Le 16 Février 1949.
Après avoir crapahuté pendant des heures dans cette forêt vierge et menaçante, après avoir foulé ces terres hostiles, avoir enjambé des racines tortueuses, franchi des rivières d'une eau cristalline et tumultueuse, sous les bruissements de la luxuriante flore, et les cris, les craquements de la faune invisible, en fin de journée, nous sommes arrivés au village des Fores, épuisés mais heureux.
Sur cette île montagneuse de la Nouvelle Guinée, nous avons suivi pas à pas les traces de notre guide Mike Hirst, un métis, grand aux épaules larges, au teint mat, et aux cheveux crépus, passant des rivages où nous avions laissé notre embarcation, aux hauts plateaux du Mont Mickaël.

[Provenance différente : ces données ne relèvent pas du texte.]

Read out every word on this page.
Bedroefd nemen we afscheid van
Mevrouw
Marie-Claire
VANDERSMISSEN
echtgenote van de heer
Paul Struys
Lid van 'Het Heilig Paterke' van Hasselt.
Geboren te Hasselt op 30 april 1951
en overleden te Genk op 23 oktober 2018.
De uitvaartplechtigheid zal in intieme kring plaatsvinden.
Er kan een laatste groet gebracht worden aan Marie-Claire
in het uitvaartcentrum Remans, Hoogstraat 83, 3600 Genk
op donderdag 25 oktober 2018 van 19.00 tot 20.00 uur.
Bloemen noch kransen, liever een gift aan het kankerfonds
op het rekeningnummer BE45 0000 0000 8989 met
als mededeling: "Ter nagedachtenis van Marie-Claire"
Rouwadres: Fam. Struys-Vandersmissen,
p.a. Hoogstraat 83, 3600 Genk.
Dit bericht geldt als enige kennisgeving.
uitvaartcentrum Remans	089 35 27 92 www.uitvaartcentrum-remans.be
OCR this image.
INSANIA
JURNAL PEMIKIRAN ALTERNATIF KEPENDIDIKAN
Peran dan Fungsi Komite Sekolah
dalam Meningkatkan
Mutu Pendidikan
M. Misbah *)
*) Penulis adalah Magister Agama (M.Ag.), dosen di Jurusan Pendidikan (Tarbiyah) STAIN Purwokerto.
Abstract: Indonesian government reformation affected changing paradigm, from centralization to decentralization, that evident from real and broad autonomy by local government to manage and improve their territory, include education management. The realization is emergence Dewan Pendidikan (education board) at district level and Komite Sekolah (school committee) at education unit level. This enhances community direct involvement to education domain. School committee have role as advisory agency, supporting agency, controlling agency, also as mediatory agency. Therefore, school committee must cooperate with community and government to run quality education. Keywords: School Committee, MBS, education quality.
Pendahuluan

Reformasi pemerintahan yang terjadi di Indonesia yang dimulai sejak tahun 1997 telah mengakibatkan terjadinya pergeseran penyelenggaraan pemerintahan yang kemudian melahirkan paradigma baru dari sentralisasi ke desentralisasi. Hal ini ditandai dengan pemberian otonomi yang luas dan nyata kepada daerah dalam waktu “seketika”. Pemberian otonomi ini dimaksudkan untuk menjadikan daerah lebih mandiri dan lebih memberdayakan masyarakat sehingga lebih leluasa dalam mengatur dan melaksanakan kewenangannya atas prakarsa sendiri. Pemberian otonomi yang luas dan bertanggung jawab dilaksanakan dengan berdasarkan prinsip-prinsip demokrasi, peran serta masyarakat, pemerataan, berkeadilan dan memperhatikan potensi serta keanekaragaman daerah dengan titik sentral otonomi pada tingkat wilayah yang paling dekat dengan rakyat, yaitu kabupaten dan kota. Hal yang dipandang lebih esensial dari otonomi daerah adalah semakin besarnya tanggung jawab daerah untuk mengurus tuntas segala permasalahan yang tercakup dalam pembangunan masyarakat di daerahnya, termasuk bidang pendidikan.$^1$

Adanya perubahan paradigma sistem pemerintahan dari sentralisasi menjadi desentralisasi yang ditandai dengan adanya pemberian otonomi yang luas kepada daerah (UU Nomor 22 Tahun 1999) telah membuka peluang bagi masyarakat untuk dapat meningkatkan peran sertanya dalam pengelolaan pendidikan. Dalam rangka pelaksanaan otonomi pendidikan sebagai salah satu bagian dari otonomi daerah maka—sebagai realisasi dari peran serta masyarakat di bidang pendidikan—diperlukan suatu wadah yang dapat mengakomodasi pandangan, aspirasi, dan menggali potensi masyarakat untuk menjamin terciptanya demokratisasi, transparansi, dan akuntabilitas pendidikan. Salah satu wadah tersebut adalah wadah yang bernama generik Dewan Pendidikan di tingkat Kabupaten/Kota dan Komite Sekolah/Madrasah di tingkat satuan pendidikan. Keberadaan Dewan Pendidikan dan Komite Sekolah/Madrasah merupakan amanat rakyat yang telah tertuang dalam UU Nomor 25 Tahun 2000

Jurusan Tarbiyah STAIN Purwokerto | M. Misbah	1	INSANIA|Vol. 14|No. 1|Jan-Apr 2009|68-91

Soudain, comme une apparition, un mirage, le village s'est dressé devant nous. Les cases faites de bois de feuillages et de boue séchée, sont posées sur le sol, au raz d'une clairière que baigne une douce lumière. Comme devant nos maisons occidentales, des enfants jouent, courant, s'attrapant, s'amusant d'un bâton. Mike nous fait signe de nous tenir à distance. Un groupe de trois adultes nous a repérés et vient vers nous. Mike avance d'un pas lent mais affirmé. Des trois hommes qui approchent, l'un se tient plus en avant. Les habitants du village sont sortis de partout, et se tiennent en arc de cercle à quelques encablures des ambassadeurs.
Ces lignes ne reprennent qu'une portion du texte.